Uma agência do tipo iria precisar de especialistas do setor de saúde, energia, educação, óleo e gás, etc., o que inviabilizaria uma regulamentação precisa e até a vigilância. A recomendação de Almeida é de que os próprios setores façam a sua regulamentação específica de IA e de que as agências reguladoras se restrinjam a fiscalizar o que é usado em suas áreas de atuação.
Órgão regulador para política de cibersegurança
Já para a área de cibersegurança, a associação defende uma agência para promoção e regulação da cibersegurança no Brasil. Andriei Gutierrez, vice-presidente da Abes, até brincou dizendo que o setor de tecnologia parece “esquizofrênico” por pedir um órgão do tipo quando recusa a mesma abordagem para a IA, mas que há uma justificativa para tanto.
Ele explica que há uma diferença entre os dois temas e que a cibersegurança é um domínio de atuação, enquanto a IA é uma tecnologia. “No Brasil, não há convergência sobre infraestrutura de cibersegurança”, disse Gutierrez.

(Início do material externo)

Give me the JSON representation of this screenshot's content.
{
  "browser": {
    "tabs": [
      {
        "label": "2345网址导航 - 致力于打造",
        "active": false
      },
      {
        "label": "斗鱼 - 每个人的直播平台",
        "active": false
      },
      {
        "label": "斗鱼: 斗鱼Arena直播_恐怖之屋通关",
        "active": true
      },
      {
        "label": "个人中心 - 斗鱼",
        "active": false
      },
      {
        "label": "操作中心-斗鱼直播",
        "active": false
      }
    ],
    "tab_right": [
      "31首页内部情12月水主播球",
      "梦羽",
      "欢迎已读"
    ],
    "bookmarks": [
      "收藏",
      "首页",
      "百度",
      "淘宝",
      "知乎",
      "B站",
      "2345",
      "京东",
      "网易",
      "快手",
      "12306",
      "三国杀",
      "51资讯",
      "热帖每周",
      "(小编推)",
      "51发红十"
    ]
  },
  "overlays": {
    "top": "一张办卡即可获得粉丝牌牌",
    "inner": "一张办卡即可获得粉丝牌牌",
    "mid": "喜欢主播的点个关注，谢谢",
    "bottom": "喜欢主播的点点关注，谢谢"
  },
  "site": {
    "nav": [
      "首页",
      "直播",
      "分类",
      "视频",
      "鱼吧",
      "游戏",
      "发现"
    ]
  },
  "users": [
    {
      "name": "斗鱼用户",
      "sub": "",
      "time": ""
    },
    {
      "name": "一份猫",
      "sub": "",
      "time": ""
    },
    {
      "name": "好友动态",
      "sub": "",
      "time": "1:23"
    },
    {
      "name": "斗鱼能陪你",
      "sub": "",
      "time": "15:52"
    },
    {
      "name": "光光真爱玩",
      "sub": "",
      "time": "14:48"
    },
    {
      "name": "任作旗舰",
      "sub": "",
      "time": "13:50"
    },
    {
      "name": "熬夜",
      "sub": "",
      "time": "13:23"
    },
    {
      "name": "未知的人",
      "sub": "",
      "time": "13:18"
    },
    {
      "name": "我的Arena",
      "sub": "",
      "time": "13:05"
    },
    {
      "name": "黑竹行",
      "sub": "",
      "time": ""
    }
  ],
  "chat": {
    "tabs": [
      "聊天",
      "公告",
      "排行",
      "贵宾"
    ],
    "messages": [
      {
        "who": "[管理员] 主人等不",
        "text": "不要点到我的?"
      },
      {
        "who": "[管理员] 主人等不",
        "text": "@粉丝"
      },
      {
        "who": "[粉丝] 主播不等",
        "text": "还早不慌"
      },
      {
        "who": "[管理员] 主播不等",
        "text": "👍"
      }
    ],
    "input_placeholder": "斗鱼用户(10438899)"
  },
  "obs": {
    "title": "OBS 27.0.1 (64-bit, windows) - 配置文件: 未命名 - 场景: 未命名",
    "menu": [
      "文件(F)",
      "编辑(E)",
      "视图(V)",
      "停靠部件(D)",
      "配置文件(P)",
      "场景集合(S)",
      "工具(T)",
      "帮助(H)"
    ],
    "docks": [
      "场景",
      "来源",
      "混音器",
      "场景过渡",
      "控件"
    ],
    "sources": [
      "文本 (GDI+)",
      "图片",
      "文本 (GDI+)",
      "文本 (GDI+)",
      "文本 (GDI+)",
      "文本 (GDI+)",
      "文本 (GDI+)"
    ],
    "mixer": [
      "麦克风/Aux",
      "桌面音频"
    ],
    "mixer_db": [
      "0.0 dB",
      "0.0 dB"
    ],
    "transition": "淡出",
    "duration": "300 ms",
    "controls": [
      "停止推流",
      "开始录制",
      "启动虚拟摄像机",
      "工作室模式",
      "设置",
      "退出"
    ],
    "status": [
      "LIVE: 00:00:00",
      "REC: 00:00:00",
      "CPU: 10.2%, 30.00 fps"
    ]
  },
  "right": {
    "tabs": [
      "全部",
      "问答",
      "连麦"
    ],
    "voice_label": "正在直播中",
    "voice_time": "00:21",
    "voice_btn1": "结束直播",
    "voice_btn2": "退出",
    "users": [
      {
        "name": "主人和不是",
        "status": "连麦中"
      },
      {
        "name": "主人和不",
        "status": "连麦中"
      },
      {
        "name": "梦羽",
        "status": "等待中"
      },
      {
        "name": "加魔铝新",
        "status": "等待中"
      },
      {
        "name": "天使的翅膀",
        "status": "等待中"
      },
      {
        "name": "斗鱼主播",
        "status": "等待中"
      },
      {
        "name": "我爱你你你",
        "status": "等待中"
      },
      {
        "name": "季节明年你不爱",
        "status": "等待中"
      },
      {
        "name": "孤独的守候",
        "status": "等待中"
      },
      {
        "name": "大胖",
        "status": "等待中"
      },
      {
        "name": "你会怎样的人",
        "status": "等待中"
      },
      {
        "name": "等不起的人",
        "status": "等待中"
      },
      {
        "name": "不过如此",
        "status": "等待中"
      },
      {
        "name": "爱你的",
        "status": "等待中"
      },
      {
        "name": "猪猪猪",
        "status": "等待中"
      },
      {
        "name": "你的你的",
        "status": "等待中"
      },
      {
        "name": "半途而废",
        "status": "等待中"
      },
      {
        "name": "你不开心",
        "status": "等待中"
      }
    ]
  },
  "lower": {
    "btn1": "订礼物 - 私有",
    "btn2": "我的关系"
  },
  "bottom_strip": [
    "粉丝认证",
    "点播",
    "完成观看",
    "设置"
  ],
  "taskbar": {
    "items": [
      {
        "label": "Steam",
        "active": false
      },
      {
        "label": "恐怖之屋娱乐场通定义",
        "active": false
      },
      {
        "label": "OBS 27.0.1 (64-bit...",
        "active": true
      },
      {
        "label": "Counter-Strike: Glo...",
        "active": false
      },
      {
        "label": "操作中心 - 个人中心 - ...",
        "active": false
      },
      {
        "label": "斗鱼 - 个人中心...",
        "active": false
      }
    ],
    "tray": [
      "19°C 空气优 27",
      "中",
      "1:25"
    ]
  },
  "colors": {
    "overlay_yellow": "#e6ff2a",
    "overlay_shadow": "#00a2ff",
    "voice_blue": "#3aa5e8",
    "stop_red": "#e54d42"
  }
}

Almeida complementou dizendo que infraestruturas críticas precisam de vigilância sistêmica, algo que exigiria um órgão específico para isso.
Uma agência de cibersegurança seria uma forma de promover o Marco Legal de Cibersegurança e a Política Nacional de Segurança Cibernética (PNSC), um conjunto de diretrizes e iniciativas governamentais para fortalecer a proteção de infraestruturas críticas, empresas e cidadãos contra ameaças digitais.

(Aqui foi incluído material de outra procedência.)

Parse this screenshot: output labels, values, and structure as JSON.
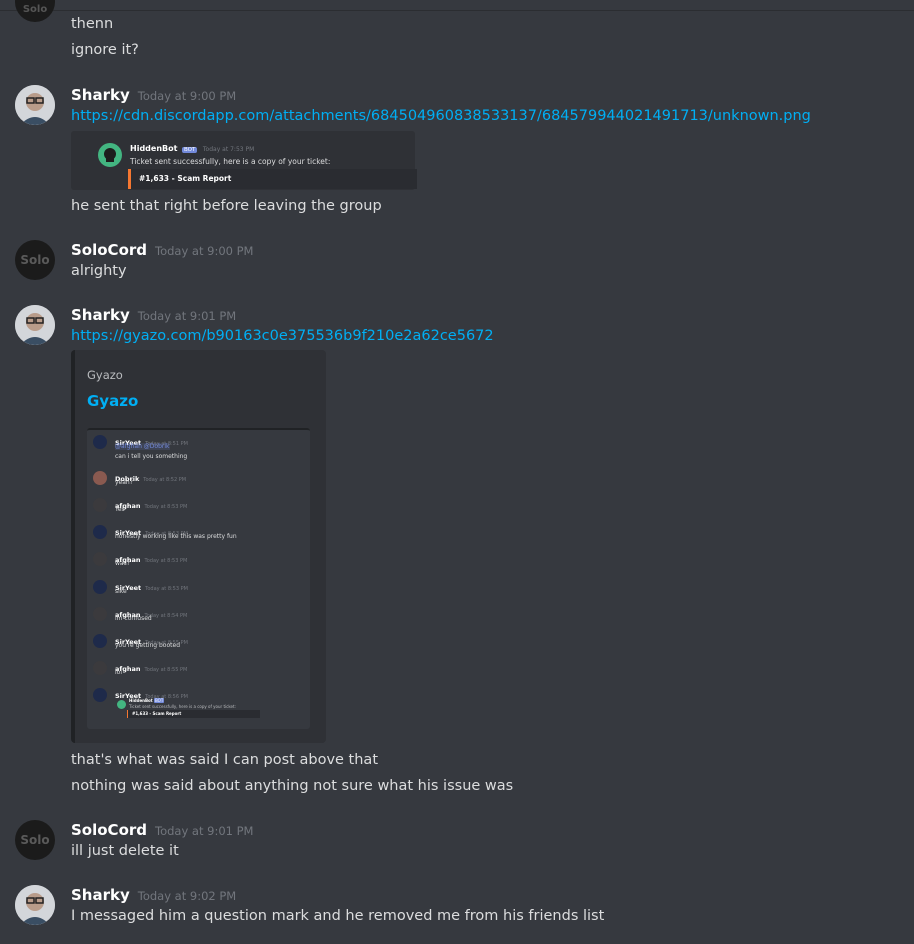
{
  "users": {
    "sharky": "Sharky",
    "solocord": "SoloCord"
  },
  "messages": {
    "prev1": "thenn",
    "prev2": "ignore it?",
    "g1_ts": "Today at 9:00 PM",
    "g1_link": "https://cdn.discordapp.com/attachments/684504960838533137/684579944021491713/unknown.png",
    "g1_text": "he sent that right before leaving the group",
    "g2_ts": "Today at 9:00 PM",
    "g2_text": "alrighty",
    "g3_ts": "Today at 9:01 PM",
    "g3_link": "https://gyazo.com/b90163c0e375536b9f210e2a62ce5672",
    "g3_text1": "that's what was said I can post above that",
    "g3_text2": "nothing was said about anything not sure what his issue was",
    "g4_ts": "Today at 9:01 PM",
    "g4_text": "ill just delete it",
    "g5_ts": "Today at 9:02 PM",
    "g5_text": "I messaged him a question mark and he removed me from his friends list"
  },
  "avatar_text": {
    "solo": "Solo"
  },
  "attachment": {
    "bot_name": "HiddenBot",
    "bot_tag": "BOT",
    "bot_ts": "Today at 7:53 PM",
    "bot_text": "Ticket sent successfully, here is a copy of your ticket:",
    "ticket_title": "#1,633 - Scam Report"
  },
  "embed": {
    "provider": "Gyazo",
    "title": "Gyazo"
  },
  "gyazo_shot": {
    "rows": [
      {
        "name": "SirYeet",
        "ts": "Today at 8:51 PM",
        "text": "can i tell you something",
        "mention": "@afghan @Dobrik"
      },
      {
        "name": "Dobrik",
        "ts": "Today at 8:52 PM",
        "text": "yeah?"
      },
      {
        "name": "afghan",
        "ts": "Today at 8:53 PM",
        "text": "Yes"
      },
      {
        "name": "SirYeet",
        "ts": "Today at 8:53 PM",
        "text": "honestly working like this was pretty fun"
      },
      {
        "name": "afghan",
        "ts": "Today at 8:53 PM",
        "text": "was?"
      },
      {
        "name": "SirYeet",
        "ts": "Today at 8:53 PM",
        "text": "sike"
      },
      {
        "name": "afghan",
        "ts": "Today at 8:54 PM",
        "text": "im confused"
      },
      {
        "name": "SirYeet",
        "ts": "Today at 8:55 PM",
        "text": "you're getting booted"
      },
      {
        "name": "afghan",
        "ts": "Today at 8:55 PM",
        "text": "lol"
      },
      {
        "name": "SirYeet",
        "ts": "Today at 8:56 PM",
        "text": ""
      }
    ],
    "bot_name": "HiddenBot",
    "bot_tag": "BOT",
    "bot_text": "Ticket sent successfully, here is a copy of your ticket:",
    "ticket": "#1,633 - Scam Report"
  },
  "colors": {
    "background": "#36393f",
    "link": "#00aff4",
    "ticket_accent": "#f57731",
    "bot_tag": "#7289da",
    "bot_avatar": "#43b581"
  }
}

A PNSC, defendida pela Abes, tem os seguintes objetivos:
- Criação de uma estrutura centralizada para coordenar ações de segurança cibernética com integração entre diferentes órgãos governamentais, setor privado e academia.
- Criação de uma rede nacional de compartilhamento de informações sobre ataques cibernéticos.

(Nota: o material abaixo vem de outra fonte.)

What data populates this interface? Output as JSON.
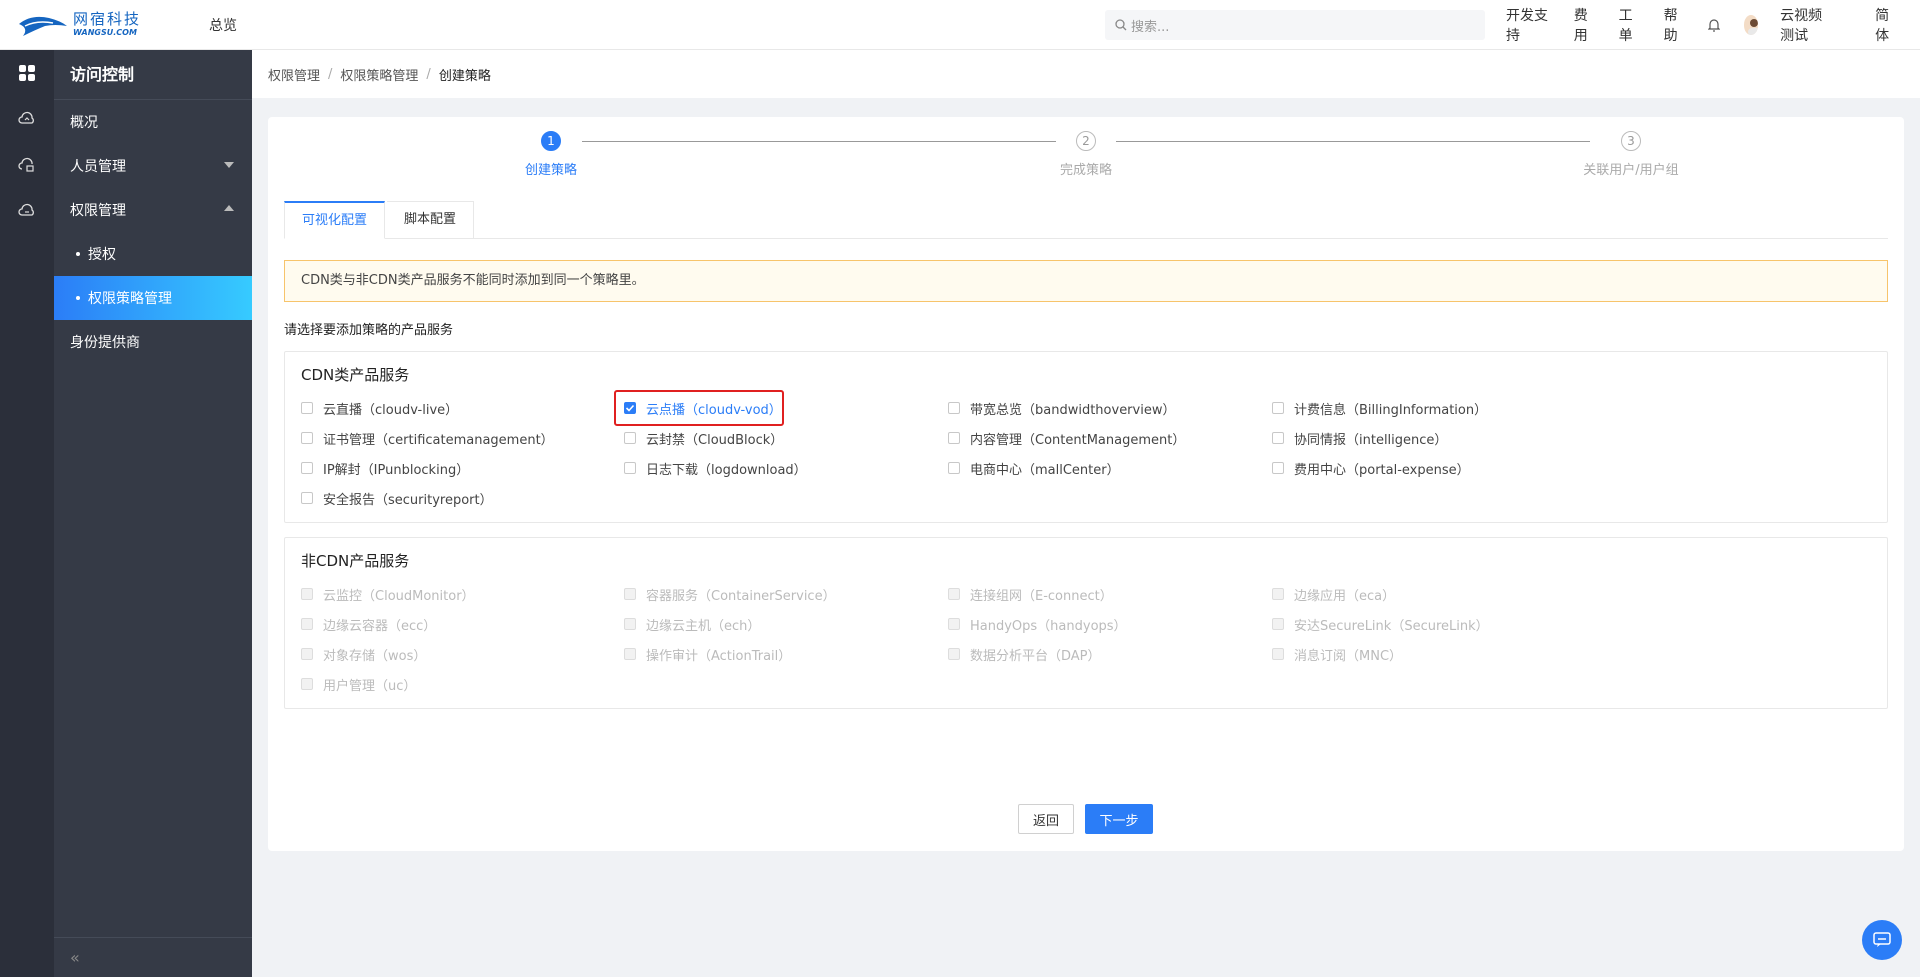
{
  "logo": {
    "cn": "网宿科技",
    "en": "WANGSU.COM"
  },
  "top_nav": {
    "overview": "总览",
    "search_placeholder": "搜索...",
    "items": [
      "开发支持",
      "费用",
      "工单",
      "帮助"
    ],
    "user": "云视频测试",
    "lang": "简体"
  },
  "sidebar": {
    "title": "访问控制",
    "items": [
      {
        "label": "概况"
      },
      {
        "label": "人员管理"
      },
      {
        "label": "权限管理"
      },
      {
        "label": "授权"
      },
      {
        "label": "权限策略管理"
      },
      {
        "label": "身份提供商"
      }
    ],
    "collapse": "«"
  },
  "breadcrumb": [
    "权限管理",
    "权限策略管理",
    "创建策略"
  ],
  "steps": [
    {
      "num": "1",
      "label": "创建策略"
    },
    {
      "num": "2",
      "label": "完成策略"
    },
    {
      "num": "3",
      "label": "关联用户/用户组"
    }
  ],
  "tabs": [
    "可视化配置",
    "脚本配置"
  ],
  "notice": "CDN类与非CDN类产品服务不能同时添加到同一个策略里。",
  "prompt": "请选择要添加策略的产品服务",
  "cdn_group": {
    "title": "CDN类产品服务",
    "items": [
      {
        "label": "云直播（cloudv-live）",
        "checked": false
      },
      {
        "label": "云点播（cloudv-vod）",
        "checked": true
      },
      {
        "label": "带宽总览（bandwidthoverview）",
        "checked": false
      },
      {
        "label": "计费信息（BillingInformation）",
        "checked": false
      },
      {
        "label": "证书管理（certificatemanagement）",
        "checked": false
      },
      {
        "label": "云封禁（CloudBlock）",
        "checked": false
      },
      {
        "label": "内容管理（ContentManagement）",
        "checked": false
      },
      {
        "label": "协同情报（intelligence）",
        "checked": false
      },
      {
        "label": "IP解封（IPunblocking）",
        "checked": false
      },
      {
        "label": "日志下载（logdownload）",
        "checked": false
      },
      {
        "label": "电商中心（mallCenter）",
        "checked": false
      },
      {
        "label": "费用中心（portal-expense）",
        "checked": false
      },
      {
        "label": "安全报告（securityreport）",
        "checked": false
      }
    ]
  },
  "noncdn_group": {
    "title": "非CDN产品服务",
    "items": [
      {
        "label": "云监控（CloudMonitor）"
      },
      {
        "label": "容器服务（ContainerService）"
      },
      {
        "label": "连接组网（E-connect）"
      },
      {
        "label": "边缘应用（eca）"
      },
      {
        "label": "边缘云容器（ecc）"
      },
      {
        "label": "边缘云主机（ech）"
      },
      {
        "label": "HandyOps（handyops）"
      },
      {
        "label": "安达SecureLink（SecureLink）"
      },
      {
        "label": "对象存储（wos）"
      },
      {
        "label": "操作审计（ActionTrail）"
      },
      {
        "label": "数据分析平台（DAP）"
      },
      {
        "label": "消息订阅（MNC）"
      },
      {
        "label": "用户管理（uc）"
      }
    ]
  },
  "buttons": {
    "back": "返回",
    "next": "下一步"
  },
  "colors": {
    "accent": "#2b7df7",
    "sidebar_bg": "#353a46",
    "highlight": "#e02020"
  }
}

- Estabelecimento de parcerias público-privadas para desenvolver soluções avançadas de cibersegurança.
- Capacitação e formação de profissionais com desenvolvimento de programas nacionais de treinamento em segurança cibernética.
- Implementação de um Programa Nacional de Conscientização em Segurança Cibernética para empresas e cidadãos, que leve também a inclusão de temas de segurança digital nos currículos educacionais, desde o ensino básico até o superior.
Regulamentação de IA precisa ser pró-inovação
A Agenda Regulatória defende que a regulamentação deve focar nos riscos da aplicação específica da IA e não na tecnologia como um todo. A recomendação da associação é de que os riscos sejam categorizados por setor e contexto, considerando o impacto de cada tipo de uso.
O principal temor da Abes é de que o Lei de Inteligência Artificial da União Europeia (AI Act) seja usada como referência para a regulação brasileira. Eduardo Paranhos, líder do Grupo de Trabalho de Inteligência Artificial da associação, argumentou que a regulação europeia foi muito discutida, mas o que foi aprovado reflete muito do conteúdo da versão inicial, “que é muito detalhada e restritiva. São 500 páginas de lei e a própria Europa questiona esse modelo”.
Para ele, seria mais sensato olhar para outros modelos de regulamentação, como os da Austrália, Reino Unido e Singapura, que tendem a seguir uma regulação pró-inovação. Segundo ele, esses países tem regulamentações que não desestimulam o investimento em inovação.
Outra questão é que o Brasil já tem algumas leis que podem endereçar questões relativas à inteligência artificial, como a Lei Geral de Proteção de Dados, o Código de Defesa do Consumidor e o Marco Civil da Internet. “Precisamos entender o que temos de lacunas para que uma regulação de IA possa endereçar, mas precisa ter um balanço para definir onde é preciso regular”, adiciona.
A Abes ainda propõe que o setor privado tenha um papel ativo na criação de códigos de conduta e boas práticas, em alinhamento com padrões globais, promovendo a autorregulação.